Evaluasi terhadap kemampuan pasien dan keluarga dan kemampuan perawat dalam
memberikan asuhan keperawatan pada klien dengan resiko perilaku kekerasan .
BAB IV

PENUTUP

A. Kesimpulan
Perilaku kekerasan merupakan salah satu respon marah yang di ekspresikan
dengan melakukan ancaman mencederai orang lain, dan atau merusak lingkungan. Respon
tersebut biasanya muncul akibat adanya stressor.Respon ini dapat menimbulkan kerugian
baik pada diri sendiri, orang lain, maupun lingkungan.Melihat dampak dari kerugian yang di
timbulkan, maka penanganan pasien dengan perilaku kekerasan perlu di lakukan secara cepat
dan tepat oleh tenaga-tenaga professional.
Perilaku kekerasan (PK) adalah suatu keadaan dimana seseorang dimana melakukan
tindakan yang dapat membahayakan secara fisik, baik pada dirinya sendiri maupun orang
lain, disertai dengan amuk dan gaduh gelisah yang tidak terkontrol. Dengan tanda dan gejala
meliputi : Muka merah dan tegang, pandangan tajam, mengatupkan rahang dengan kuat,
menegepalkan tangan , jalan mondar-mandir, bicara kasar, suara tinggi, menjerit atau
berteriak, mengancam secara verbal atau fisik, melempar atau memukul benda/ orang lain,
merusak barang atau benda, tidak memiliki kemampuan mencegah/ mengendalikan perilaku
kekerasan.

B. Saran
1. Hindarkan klien dari faktor predisposisi maupun presipitasi yang bisa
menyebabkan perilaku kekerasan
2. Beritahu keluarga untuk membantu klien selama masa penyembuhan
DAFTAR PUSTAKA

Direja, A. H. (2011). Buku ajar keperawatan jiwa. Yogyakarta: Nuha medika.

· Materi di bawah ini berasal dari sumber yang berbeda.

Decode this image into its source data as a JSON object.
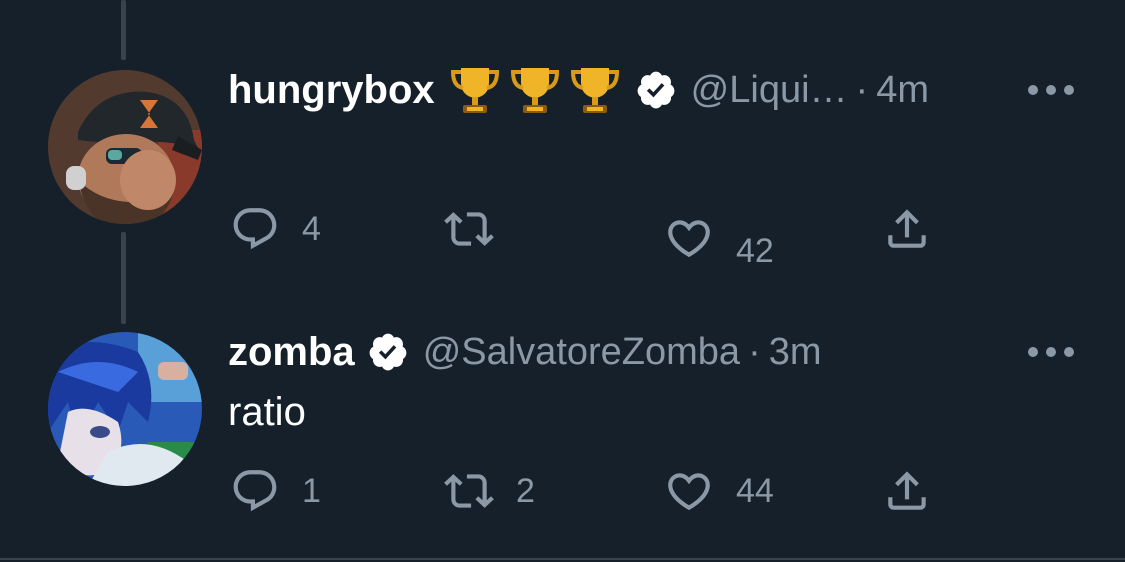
{
  "tweets": [
    {
      "display_name": "hungrybox",
      "emoji": "🏆🏆🏆",
      "handle": "@Liqui…",
      "dot": "·",
      "time": "4m",
      "text": "",
      "actions": {
        "reply": "4",
        "retweet": "",
        "like": "42"
      }
    },
    {
      "display_name": "zomba",
      "emoji": "",
      "handle": "@SalvatoreZomba",
      "dot": "·",
      "time": "3m",
      "text": "ratio",
      "actions": {
        "reply": "1",
        "retweet": "2",
        "like": "44"
      }
    }
  ],
  "colors": {
    "background": "#15202b",
    "secondary_text": "#8b98a5",
    "thread_line": "#38444d"
  },
  "icons": [
    "reply-icon",
    "retweet-icon",
    "like-icon",
    "share-icon",
    "verified-badge-icon",
    "more-options-icon"
  ]
}
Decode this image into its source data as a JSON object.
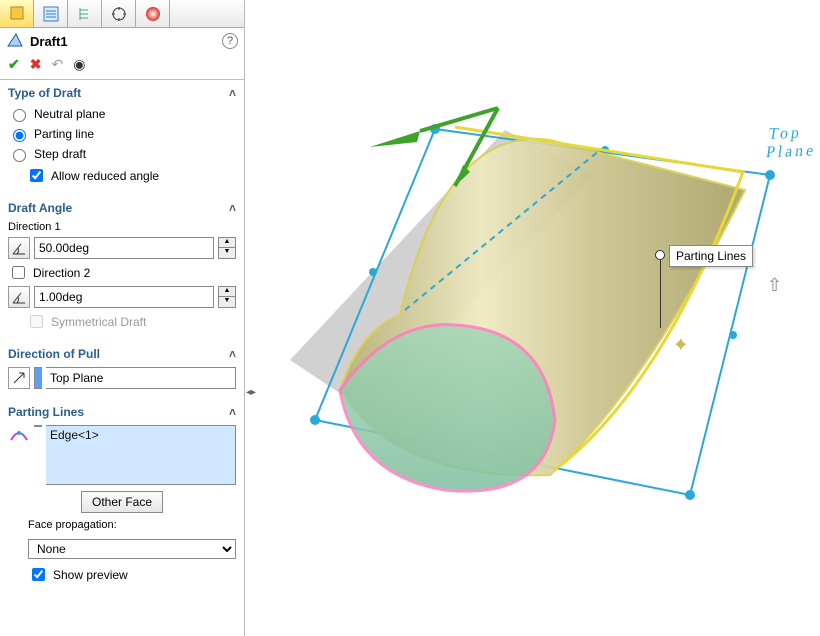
{
  "tabs": [
    "feature",
    "detail",
    "tree",
    "target",
    "appearance"
  ],
  "header": {
    "title": "Draft1"
  },
  "type_of_draft": {
    "header": "Type of Draft",
    "options": {
      "neutral": "Neutral plane",
      "parting": "Parting line",
      "step": "Step draft"
    },
    "selected": "parting",
    "allow_reduced": {
      "label": "Allow reduced angle",
      "checked": true
    }
  },
  "draft_angle": {
    "header": "Draft Angle",
    "direction1_label": "Direction 1",
    "direction1_value": "50.00deg",
    "direction2_checked": false,
    "direction2_label": "Direction 2",
    "direction2_value": "1.00deg",
    "symmetrical_label": "Symmetrical Draft",
    "symmetrical_checked": false
  },
  "direction_of_pull": {
    "header": "Direction of Pull",
    "value": "Top Plane"
  },
  "parting_lines": {
    "header": "Parting Lines",
    "items": [
      "Edge<1>"
    ],
    "other_face_label": "Other Face",
    "face_prop_label": "Face propagation:",
    "face_prop_value": "None",
    "show_preview_label": "Show preview",
    "show_preview_checked": true
  },
  "callout": {
    "label": "Parting Lines"
  },
  "plane_label": "Top Plane"
}
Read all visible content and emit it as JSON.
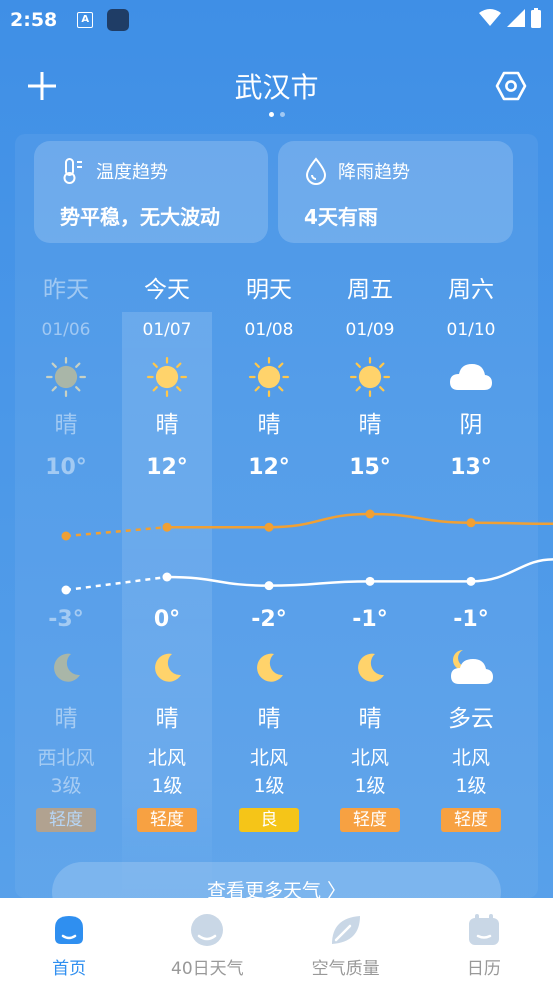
{
  "status": {
    "time": "2:58",
    "a_badge": "A"
  },
  "header": {
    "city": "武汉市"
  },
  "trends": {
    "temp": {
      "title": "温度趋势",
      "text": "势平稳，无大波动"
    },
    "rain": {
      "title": "降雨趋势",
      "text": "4天有雨"
    }
  },
  "days": [
    {
      "day": "昨天",
      "date": "01/06",
      "day_icon": "sun-icon",
      "cond_day": "晴",
      "high": "10°",
      "low": "-3°",
      "night_icon": "moon-icon",
      "cond_night": "晴",
      "wind": "西北风",
      "wind_level": "3级",
      "aqi": "轻度",
      "aqi_color": "#f4a248",
      "past": true
    },
    {
      "day": "今天",
      "date": "01/07",
      "day_icon": "sun-icon",
      "cond_day": "晴",
      "high": "12°",
      "low": "0°",
      "night_icon": "moon-icon",
      "cond_night": "晴",
      "wind": "北风",
      "wind_level": "1级",
      "aqi": "轻度",
      "aqi_color": "#f7a142",
      "past": false
    },
    {
      "day": "明天",
      "date": "01/08",
      "day_icon": "sun-icon",
      "cond_day": "晴",
      "high": "12°",
      "low": "-2°",
      "night_icon": "moon-icon",
      "cond_night": "晴",
      "wind": "北风",
      "wind_level": "1级",
      "aqi": "良",
      "aqi_color": "#f5c518",
      "past": false
    },
    {
      "day": "周五",
      "date": "01/09",
      "day_icon": "sun-icon",
      "cond_day": "晴",
      "high": "15°",
      "low": "-1°",
      "night_icon": "moon-icon",
      "cond_night": "晴",
      "wind": "北风",
      "wind_level": "1级",
      "aqi": "轻度",
      "aqi_color": "#f7a142",
      "past": false
    },
    {
      "day": "周六",
      "date": "01/10",
      "day_icon": "cloud-icon",
      "cond_day": "阴",
      "high": "13°",
      "low": "-1°",
      "night_icon": "moon-cloud-icon",
      "cond_night": "多云",
      "wind": "北风",
      "wind_level": "1级",
      "aqi": "轻度",
      "aqi_color": "#f7a142",
      "past": false
    }
  ],
  "high_values": [
    10,
    12,
    12,
    15,
    13
  ],
  "low_values": [
    -3,
    0,
    -2,
    -1,
    -1
  ],
  "more_button": "查看更多天气 〉",
  "tabs": [
    {
      "label": "首页",
      "icon": "home-icon",
      "active": true
    },
    {
      "label": "40日天气",
      "icon": "cloud-icon",
      "active": false
    },
    {
      "label": "空气质量",
      "icon": "leaf-icon",
      "active": false
    },
    {
      "label": "日历",
      "icon": "calendar-icon",
      "active": false
    }
  ],
  "colors": {
    "accent": "#2f8ff0",
    "high_line": "#f0a034",
    "low_line": "#ffffff"
  }
}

Keliat, B. A. (2012). Keperawatan kesehatan jiwa komunitas. jakarta: EGC.
Keliat, B. A. (2012). Model praktik keperawatan profesional jiwa. jakarta: EGC.
Wati, F. K. (2010). Buku ajar keperawatan jiwa. jakarta: Salemba Medika.
Yosep, I. (2011). Keperawatan Jiwa. jakarta: revita aditama.